Question for Boleyn: I’m curious what led you to believe JT was involved? I could be mistaken but aren’t HVII’s whereabouts rather well documented in the summer of 1483? If I recall correctly both Edward IV and RIII wanted to get their hands on HVII and JT and I think it would have been incredibly dangerous for him to have set foot in England, let alone attempt to sneak into the tower and kill the rightful King and his brother. I’m not sure he would have risked it. But perhaps I don’t have the full story. I honestly don’t know a lot about JT, but I did think that he was with HVII during the weeks leading up to the Buckingham rebellion, but I could be wrong!

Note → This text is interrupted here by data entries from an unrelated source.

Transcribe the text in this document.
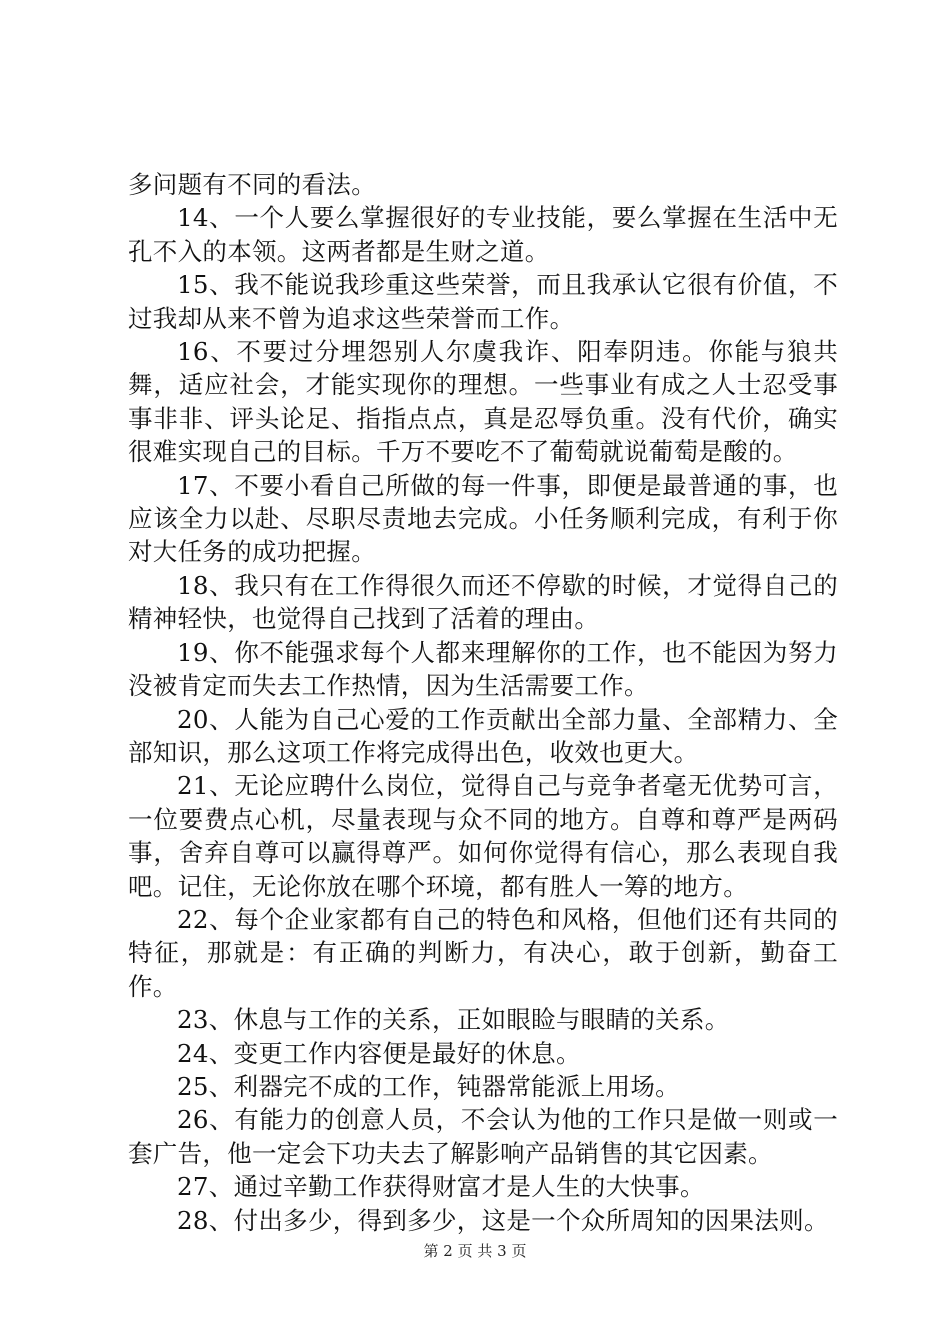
多问题有不同的看法。

14、一个人要么掌握很好的专业技能，要么掌握在生活中无孔不入的本领。这两者都是生财之道。

15、我不能说我珍重这些荣誉，而且我承认它很有价值，不过我却从来不曾为追求这些荣誉而工作。

16、不要过分埋怨别人尔虞我诈、阳奉阴违。你能与狼共舞，适应社会，才能实现你的理想。一些事业有成之人士忍受事事非非、评头论足、指指点点，真是忍辱负重。没有代价，确实很难实现自己的目标。千万不要吃不了葡萄就说葡萄是酸的。

17、不要小看自己所做的每一件事，即便是最普通的事，也应该全力以赴、尽职尽责地去完成。小任务顺利完成，有利于你对大任务的成功把握。

18、我只有在工作得很久而还不停歇的时候，才觉得自己的精神轻快，也觉得自己找到了活着的理由。

19、你不能强求每个人都来理解你的工作，也不能因为努力没被肯定而失去工作热情，因为生活需要工作。

20、人能为自己心爱的工作贡献出全部力量、全部精力、全部知识，那么这项工作将完成得出色，收效也更大。

21、无论应聘什么岗位，觉得自己与竞争者毫无优势可言，一位要费点心机，尽量表现与众不同的地方。自尊和尊严是两码事，舍弃自尊可以赢得尊严。如何你觉得有信心，那么表现自我吧。记住，无论你放在哪个环境，都有胜人一筹的地方。

22、每个企业家都有自己的特色和风格，但他们还有共同的特征，那就是：有正确的判断力，有决心，敢于创新，勤奋工作。

23、休息与工作的关系，正如眼睑与眼睛的关系。

24、变更工作内容便是最好的休息。

25、利器完不成的工作，钝器常能派上用场。

26、有能力的创意人员，不会认为他的工作只是做一则或一套广告，他一定会下功夫去了解影响产品销售的其它因素。

27、通过辛勤工作获得财富才是人生的大快事。

28、付出多少，得到多少，这是一个众所周知的因果法则。

第 2 页 共 3 页
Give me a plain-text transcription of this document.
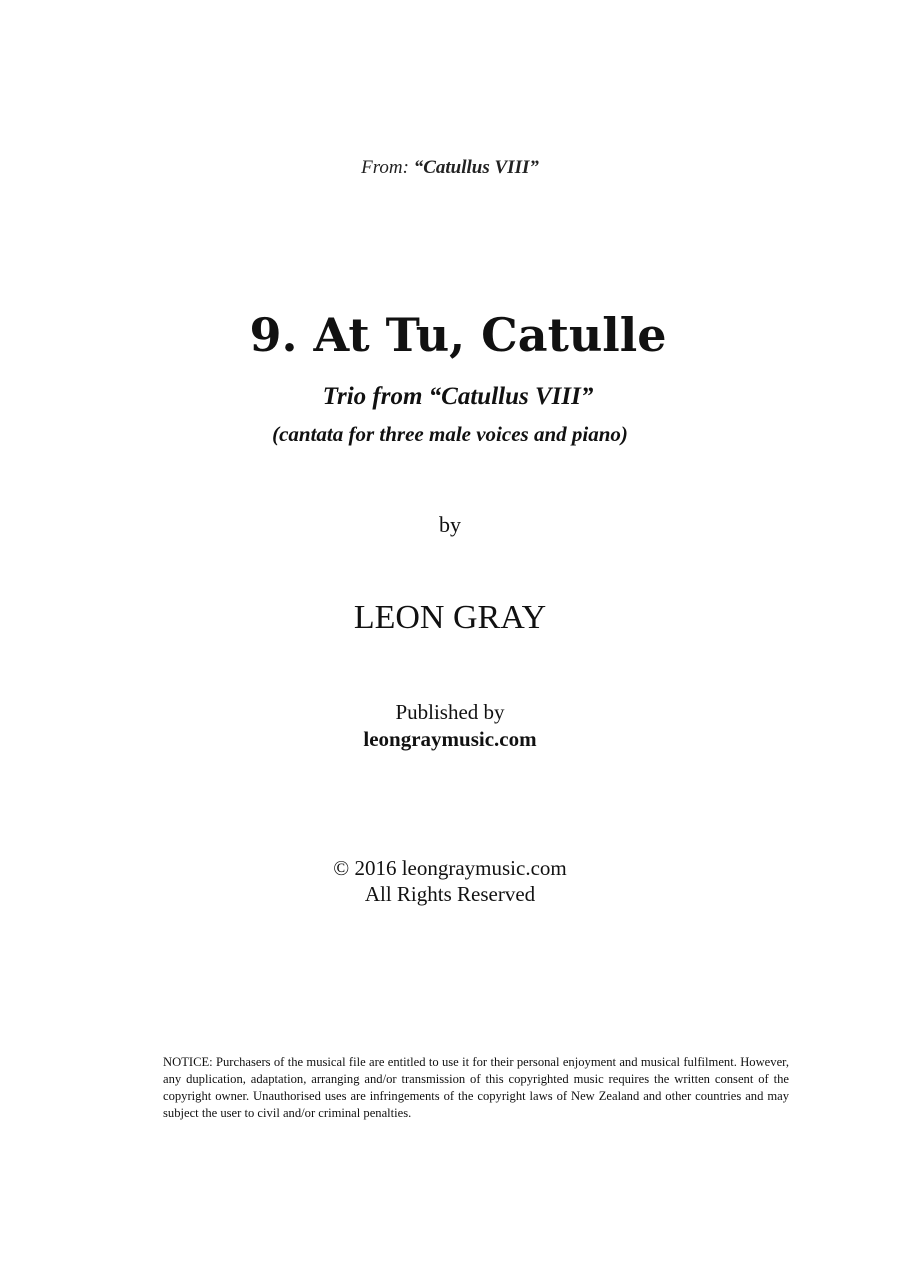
From: “Catullus VIII”

9. At Tu, Catulle

Trio from “Catullus VIII”

(cantata for three male voices and piano)

by

LEON GRAY

Published by

leongraymusic.com

© 2016 leongraymusic.com

All Rights Reserved

NOTICE: Purchasers of the musical file are entitled to use it for their personal enjoyment and musical fulfilment. However, any duplication, adaptation, arranging and/or transmission of this copyrighted music requires the written consent of the copyright owner. Unauthorised uses are infringements of the copyright laws of New Zealand and other countries and may subject the user to civil and/or criminal penalties.
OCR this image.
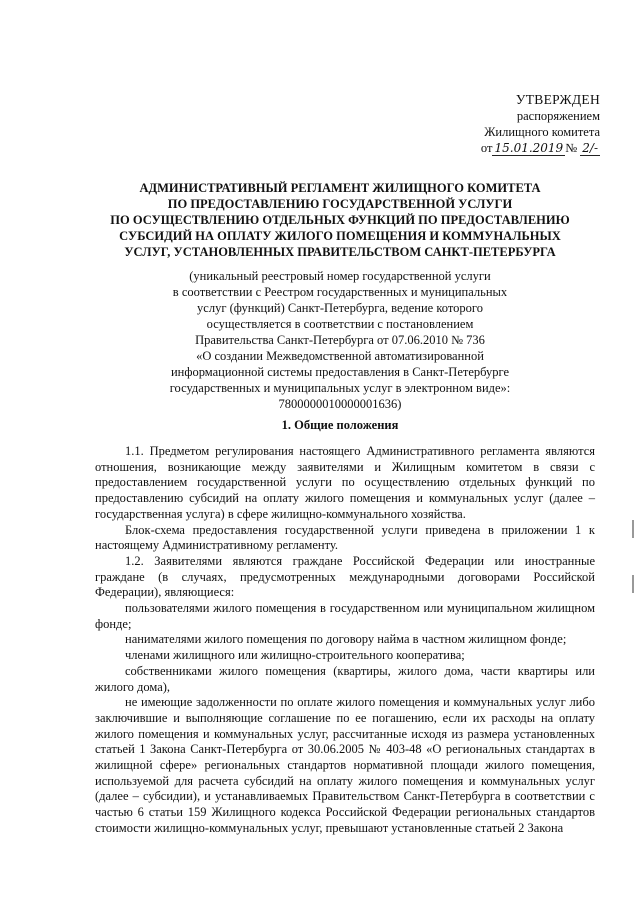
УТВЕРЖДЕН
распоряжением
Жилищного комитета
от 15.01.2019 № 2/-
АДМИНИСТРАТИВНЫЙ РЕГЛАМЕНТ ЖИЛИЩНОГО КОМИТЕТА
ПО ПРЕДОСТАВЛЕНИЮ ГОСУДАРСТВЕННОЙ УСЛУГИ
ПО ОСУЩЕСТВЛЕНИЮ ОТДЕЛЬНЫХ ФУНКЦИЙ ПО ПРЕДОСТАВЛЕНИЮ
СУБСИДИЙ НА ОПЛАТУ ЖИЛОГО ПОМЕЩЕНИЯ И КОММУНАЛЬНЫХ
УСЛУГ, УСТАНОВЛЕННЫХ ПРАВИТЕЛЬСТВОМ САНКТ-ПЕТЕРБУРГА
(уникальный реестровый номер государственной услуги
в соответствии с Реестром государственных и муниципальных
услуг (функций) Санкт-Петербурга, ведение которого
осуществляется в соответствии с постановлением
Правительства Санкт-Петербурга от 07.06.2010 № 736
«О создании Межведомственной автоматизированной
информационной системы предоставления в Санкт-Петербурге
государственных и муниципальных услуг в электронном виде»:
7800000010000001636)
1. Общие положения

1.1. Предметом регулирования настоящего Административного регламента являются отношения, возникающие между заявителями и Жилищным комитетом в связи с предоставлением государственной услуги по осуществлению отдельных функций по предоставлению субсидий на оплату жилого помещения и коммунальных услуг (далее – государственная услуга) в сфере жилищно-коммунального хозяйства.

Блок-схема предоставления государственной услуги приведена в приложении 1 к настоящему Административному регламенту.

1.2. Заявителями являются граждане Российской Федерации или иностранные граждане (в случаях, предусмотренных международными договорами Российской Федерации), являющиеся:

пользователями жилого помещения в государственном или муниципальном жилищном фонде;

нанимателями жилого помещения по договору найма в частном жилищном фонде;

членами жилищного или жилищно-строительного кооператива;

собственниками жилого помещения (квартиры, жилого дома, части квартиры или жилого дома),

не имеющие задолженности по оплате жилого помещения и коммунальных услуг либо заключившие и выполняющие соглашение по ее погашению, если их расходы на оплату жилого помещения и коммунальных услуг, рассчитанные исходя из размера установленных статьей 1 Закона Санкт-Петербурга от 30.06.2005 № 403-48 «О региональных стандартах в жилищной сфере» региональных стандартов нормативной площади жилого помещения, используемой для расчета субсидий на оплату жилого помещения и коммунальных услуг (далее – субсидии), и устанавливаемых Правительством Санкт-Петербурга в соответствии с частью 6 статьи 159 Жилищного кодекса Российской Федерации региональных стандартов стоимости жилищно-коммунальных услуг, превышают установленные статьей 2 Закона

I think it’s very difficult for us to view the murderers of 2 young boys as anything less than a monster through our modern sensibilities. RIII makes it more difficult because he certainly did some good things, and even showed more mercy than was prudent in some cases. He was lenient with Margaret Beaufort, for one. Some of his actions do not fit the mold of a monster. On the other hand, some do. The fact that he executed Lord Hastings immediately following his arrest on ridiculous charges is what really tips the scales for me. Those are the actions of a usurper, as are the murders of 2 boys, and the “discovery” of the pre-contract to a dead woman whose family didn’t believe it to be true. While I don’t buy the whole Tudor portrait of RIII, I do think there is enough verifiable information of his actions immediately following the death of EIV to surmise that he is the guilty party. Also, if he weren’t I believe he would have gone to great lengths to prove it. Ditto if the boys had died of natural causes. They showed HVI to the people after his death, I think he would have done the same if illness had befallen the boys.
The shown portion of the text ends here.